Önceki ilişkileri de sıra dışı bana göre! Öyle bir boyuta gelmiştim ki, onu önceki sevgililerinden kıskanır oldum. Delilik bu biliyorum… Ama ona benim gözümle başkasının bakmasına dayanamıyordum. İçim ölüyordu adeta. Derin bir aşkla seviyorum onu. Okyanuslar kadar derin hem de.

Aşkın ne demek olduğunu öğrendim ben ilk kez onda. Kendimi keşfettim ben onda ilk defa. Benliğimi fark ettim. Aslında çok güçlü bir yapım olduğunu. Sonsuz sevginin ne demek olduğunu. Hatta cinselliğin ne demek olduğunu bile. İnsan sevdiğiyle nasıl bu kadar yaşamak ister. Neden hiçbir şey düşünmeden koşulsuz güvenir insan sevdiği adama? Nasıl böylesine şükreder insan Allah’a “bana bu adamı iyi ki nasip ettin” diye. “Ben bu kadar iyi bir insan mıyım ki bana bu şansı bahşettin” haykırışlarıyla.

Öyle bir şey ki; bir yandan annesiyle ters düştüğüm noktalar vardı, ama bir yandan da öylesine teşekkür ediyordum ki onu yetiştirdiği için… İpeksi kadın bugüne böyle bir adam getirmeseydi ben aşık olur muydum? İpeksi kadının en değerli hazinesi, aşık olduğum adamın varlığının ıspatıydı. Yani en büyük eseri oğlu değil miydi? İkimizde büyük bir aşkla seviyorduk onu. İkimizin de ona sevgisi çok güçlüydü, paylaşmak istemekle istememek arasında…

Bir kadın diğeri yüzünden terk edilme korkusu içinde fakat, anne kız olma isteği de var. Aynı adama tutku ile bağlılar. Baskın çıkma isteği annede var mı bilinmez ancak, bende birazcık var gibi sanki.

Herkesin gıptayla baktığı bir adamla beraber olmak inanılmaz bir şey. “Bu dünya seni hak etmek için ne yaptı acaba?”

Müthiş bir özlem duygusu oluyordu içimde. Bir gün görmesem eksikliğini iliklerine kadar hisseden ben, onu iki hafta göremediğim oluyordu. Bu süreç boyunca daima yüreğini özledim onun. Sıcacık sesini özledim. Yumuşacık dudaklarını özledim. Kendisine sarılırken hissettirdiği güveni özledim.
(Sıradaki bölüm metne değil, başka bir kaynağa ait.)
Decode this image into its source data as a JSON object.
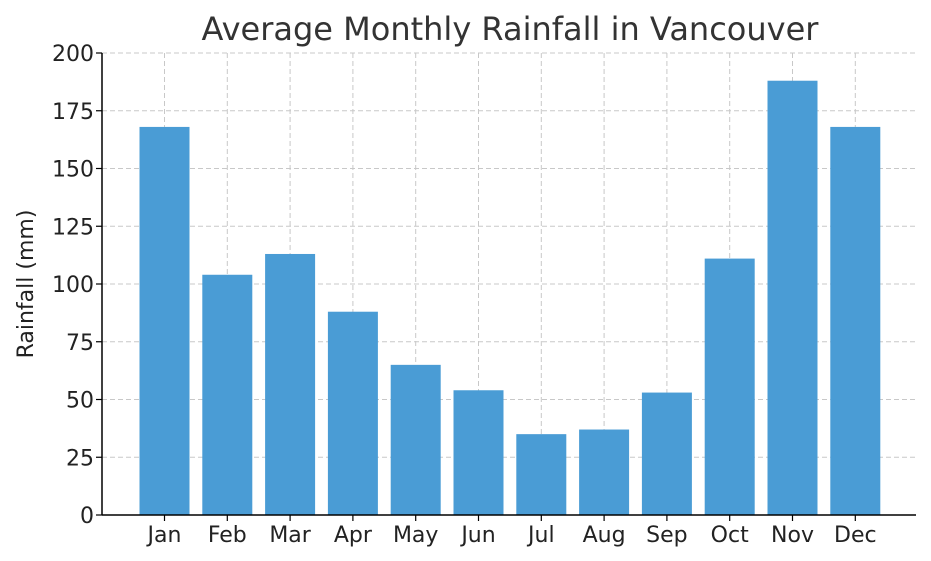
{
  "chart_data": {
    "type": "bar",
    "title": "Average Monthly Rainfall in Vancouver",
    "xlabel": "",
    "ylabel": "Rainfall (mm)",
    "categories": [
      "Jan",
      "Feb",
      "Mar",
      "Apr",
      "May",
      "Jun",
      "Jul",
      "Aug",
      "Sep",
      "Oct",
      "Nov",
      "Dec"
    ],
    "values": [
      168,
      104,
      113,
      88,
      65,
      54,
      35,
      37,
      53,
      111,
      188,
      168
    ],
    "ylim": [
      0,
      200
    ],
    "yticks": [
      0,
      25,
      50,
      75,
      100,
      125,
      150,
      175,
      200
    ],
    "grid": true,
    "bar_color": "#4a9cd5"
  }
}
Biliyorum evlilik zorlayacak beni ama eminim hayatımın doğal bir parçası olacak kocamın temel ihtiyaçları.

Bazen de korkuyorum hani, ona yetememekten… Yoğun bir iş tempom olursa, iki taraftan birini eksik bırakmaktan korkuyorum bazen. Tek cesur cesaretim, aşık olduğum adam. Her ne olursa olsun o bana tüm enerjisiyle kolay bir birliktelik yaşatacak inancı. Çünkü iki tarafı da çok seviyorum. Hep ve her daim hayatımda olmasını istiyorum. Tek endişem benim yetersizliğim.

Bu adamın çocuklarını doğurmak istiyorum. Onunla beraber dünyanın en güzel canlılarını yetiştirmek istiyorum. Benim çocuklarımın babalarından öğrenecek çok şeyleri var. Benden çok ondan.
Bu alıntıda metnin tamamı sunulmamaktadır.